Canaccord downgrades Future to 'sell' on downside risk
Canaccord Genuity has cut its recommendation for Future Plc from 'hold' to 'sell' ahead of the specialist media group's annual results next week, saying it sees downside risk to market forecasts.
"Future has seen its shares rally over 40% from the lows in June 2023. As we head into the full-year results, due 7 December 2023, and look ahead to FY24, we believe there is material risk of downgrades to Refinitiv consensus," said analyst Karl Burns.
Burns cited a weak advertising demand backdrop as reported by others in the sector like Trade Desk, S4Capital, Reach and others.
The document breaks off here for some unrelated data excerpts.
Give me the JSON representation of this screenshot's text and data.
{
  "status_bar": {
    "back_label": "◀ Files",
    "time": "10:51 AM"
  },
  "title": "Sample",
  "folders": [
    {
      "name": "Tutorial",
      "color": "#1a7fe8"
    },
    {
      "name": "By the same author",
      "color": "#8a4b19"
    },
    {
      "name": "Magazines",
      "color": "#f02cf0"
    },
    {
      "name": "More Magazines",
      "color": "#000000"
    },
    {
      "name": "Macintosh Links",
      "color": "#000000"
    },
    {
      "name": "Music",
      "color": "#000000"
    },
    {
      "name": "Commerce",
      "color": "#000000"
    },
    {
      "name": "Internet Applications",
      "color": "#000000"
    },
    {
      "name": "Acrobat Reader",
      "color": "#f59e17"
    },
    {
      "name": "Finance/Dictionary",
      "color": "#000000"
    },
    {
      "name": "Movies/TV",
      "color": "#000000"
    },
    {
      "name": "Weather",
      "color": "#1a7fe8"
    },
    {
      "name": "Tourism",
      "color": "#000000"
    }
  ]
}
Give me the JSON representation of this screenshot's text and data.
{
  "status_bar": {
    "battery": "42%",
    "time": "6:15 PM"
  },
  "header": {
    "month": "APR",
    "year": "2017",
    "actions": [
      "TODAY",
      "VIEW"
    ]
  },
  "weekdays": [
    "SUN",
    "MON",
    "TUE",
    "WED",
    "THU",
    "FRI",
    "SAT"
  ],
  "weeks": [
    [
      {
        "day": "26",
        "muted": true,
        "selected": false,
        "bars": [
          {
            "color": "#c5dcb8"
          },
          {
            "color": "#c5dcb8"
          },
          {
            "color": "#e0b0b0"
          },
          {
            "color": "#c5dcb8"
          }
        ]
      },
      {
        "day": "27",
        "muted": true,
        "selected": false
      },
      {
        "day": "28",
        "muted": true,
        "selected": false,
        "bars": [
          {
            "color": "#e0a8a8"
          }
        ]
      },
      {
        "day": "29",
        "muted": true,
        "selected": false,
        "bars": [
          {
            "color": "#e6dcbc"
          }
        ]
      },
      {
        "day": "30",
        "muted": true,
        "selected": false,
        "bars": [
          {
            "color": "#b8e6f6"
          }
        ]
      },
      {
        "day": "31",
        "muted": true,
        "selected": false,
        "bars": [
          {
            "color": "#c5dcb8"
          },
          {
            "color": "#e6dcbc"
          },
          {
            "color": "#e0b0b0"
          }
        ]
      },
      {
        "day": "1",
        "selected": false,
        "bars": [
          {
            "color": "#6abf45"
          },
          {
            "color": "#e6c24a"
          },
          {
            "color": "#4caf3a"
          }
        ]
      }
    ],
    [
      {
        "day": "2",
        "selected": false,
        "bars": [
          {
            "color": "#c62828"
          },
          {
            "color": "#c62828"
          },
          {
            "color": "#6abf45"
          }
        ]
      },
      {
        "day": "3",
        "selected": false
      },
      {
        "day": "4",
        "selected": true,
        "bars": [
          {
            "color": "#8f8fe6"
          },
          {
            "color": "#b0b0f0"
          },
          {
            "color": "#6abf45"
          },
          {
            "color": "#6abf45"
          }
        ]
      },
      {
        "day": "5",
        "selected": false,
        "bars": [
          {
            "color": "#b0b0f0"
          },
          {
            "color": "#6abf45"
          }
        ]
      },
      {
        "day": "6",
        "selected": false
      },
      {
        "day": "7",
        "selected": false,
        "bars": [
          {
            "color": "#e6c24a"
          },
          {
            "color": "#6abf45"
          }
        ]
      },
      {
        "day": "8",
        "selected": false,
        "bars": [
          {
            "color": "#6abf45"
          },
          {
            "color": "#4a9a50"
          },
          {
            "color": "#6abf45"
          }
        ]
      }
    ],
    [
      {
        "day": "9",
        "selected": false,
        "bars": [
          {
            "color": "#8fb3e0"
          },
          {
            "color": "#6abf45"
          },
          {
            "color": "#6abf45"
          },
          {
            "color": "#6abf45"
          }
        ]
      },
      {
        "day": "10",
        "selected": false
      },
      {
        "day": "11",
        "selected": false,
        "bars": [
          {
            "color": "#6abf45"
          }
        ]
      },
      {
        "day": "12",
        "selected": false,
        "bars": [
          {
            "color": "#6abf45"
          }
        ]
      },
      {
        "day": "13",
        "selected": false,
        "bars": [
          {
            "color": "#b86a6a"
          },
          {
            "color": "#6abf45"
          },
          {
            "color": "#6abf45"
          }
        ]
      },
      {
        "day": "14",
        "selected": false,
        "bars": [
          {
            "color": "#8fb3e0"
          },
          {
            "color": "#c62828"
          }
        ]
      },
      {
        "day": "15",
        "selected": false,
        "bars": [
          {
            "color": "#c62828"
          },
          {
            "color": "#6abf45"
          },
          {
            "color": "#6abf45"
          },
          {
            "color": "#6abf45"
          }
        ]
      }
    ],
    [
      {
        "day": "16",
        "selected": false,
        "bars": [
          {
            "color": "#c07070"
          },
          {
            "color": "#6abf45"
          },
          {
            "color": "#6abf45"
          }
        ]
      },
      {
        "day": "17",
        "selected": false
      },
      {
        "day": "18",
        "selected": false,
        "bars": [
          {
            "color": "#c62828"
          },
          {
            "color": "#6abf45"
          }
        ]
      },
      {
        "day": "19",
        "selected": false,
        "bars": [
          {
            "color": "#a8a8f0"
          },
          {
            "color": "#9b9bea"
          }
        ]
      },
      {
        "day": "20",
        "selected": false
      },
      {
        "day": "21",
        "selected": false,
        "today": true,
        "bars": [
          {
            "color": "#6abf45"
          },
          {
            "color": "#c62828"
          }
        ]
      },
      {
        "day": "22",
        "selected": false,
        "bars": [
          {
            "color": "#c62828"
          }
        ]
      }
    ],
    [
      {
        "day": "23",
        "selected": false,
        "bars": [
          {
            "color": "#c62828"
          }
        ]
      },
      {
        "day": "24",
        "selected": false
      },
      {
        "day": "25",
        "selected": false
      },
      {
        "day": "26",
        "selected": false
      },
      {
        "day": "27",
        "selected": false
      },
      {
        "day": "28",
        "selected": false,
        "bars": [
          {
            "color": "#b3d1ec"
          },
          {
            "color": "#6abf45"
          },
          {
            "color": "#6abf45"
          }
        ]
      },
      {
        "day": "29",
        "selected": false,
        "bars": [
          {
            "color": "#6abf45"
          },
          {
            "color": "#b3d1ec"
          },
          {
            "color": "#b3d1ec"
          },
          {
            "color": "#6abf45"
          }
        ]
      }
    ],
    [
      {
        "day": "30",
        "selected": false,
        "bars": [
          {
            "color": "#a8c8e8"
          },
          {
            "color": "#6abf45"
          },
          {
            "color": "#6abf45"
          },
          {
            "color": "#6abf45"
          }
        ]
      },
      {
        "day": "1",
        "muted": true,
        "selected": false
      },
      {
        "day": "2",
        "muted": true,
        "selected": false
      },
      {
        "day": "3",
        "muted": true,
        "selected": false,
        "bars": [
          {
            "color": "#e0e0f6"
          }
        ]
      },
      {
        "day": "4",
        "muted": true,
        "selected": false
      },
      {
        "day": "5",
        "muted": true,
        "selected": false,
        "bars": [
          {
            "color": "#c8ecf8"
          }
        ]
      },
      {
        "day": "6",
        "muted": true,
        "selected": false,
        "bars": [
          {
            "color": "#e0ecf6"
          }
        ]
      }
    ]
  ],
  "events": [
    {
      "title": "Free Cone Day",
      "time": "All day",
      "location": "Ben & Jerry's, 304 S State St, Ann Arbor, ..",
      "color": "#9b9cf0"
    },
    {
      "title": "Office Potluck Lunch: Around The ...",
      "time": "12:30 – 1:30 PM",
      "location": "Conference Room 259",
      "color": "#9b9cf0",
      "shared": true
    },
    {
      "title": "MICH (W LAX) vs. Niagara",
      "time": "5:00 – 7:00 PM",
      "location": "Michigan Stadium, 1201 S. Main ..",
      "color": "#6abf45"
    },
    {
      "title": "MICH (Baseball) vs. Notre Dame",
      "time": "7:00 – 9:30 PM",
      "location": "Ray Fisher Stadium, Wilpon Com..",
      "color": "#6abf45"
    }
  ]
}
"We believe consensus is overly optimistic, expecting group revenue growth (+1%) and flat EBITDA margins despite a deteriorating macro environment and structural pressure on the business. Peer updates have been weak, while global advertisers and retailers have reported weakness in consumer electronics, Future's largest revenue category (33% of sales)."
The broker's forecasts for the current year ending September 2024 are already 15% below consensus forecasts in terms of pre-tax profit, yet it still sees downside risk to its estimates.
Due to the uncertain outlook, the broker has cut its target price for the stock from 827p to 758p, well below Wednesday's closing price of 960p.
The stock was down 7% at 892p by 1029 GMT.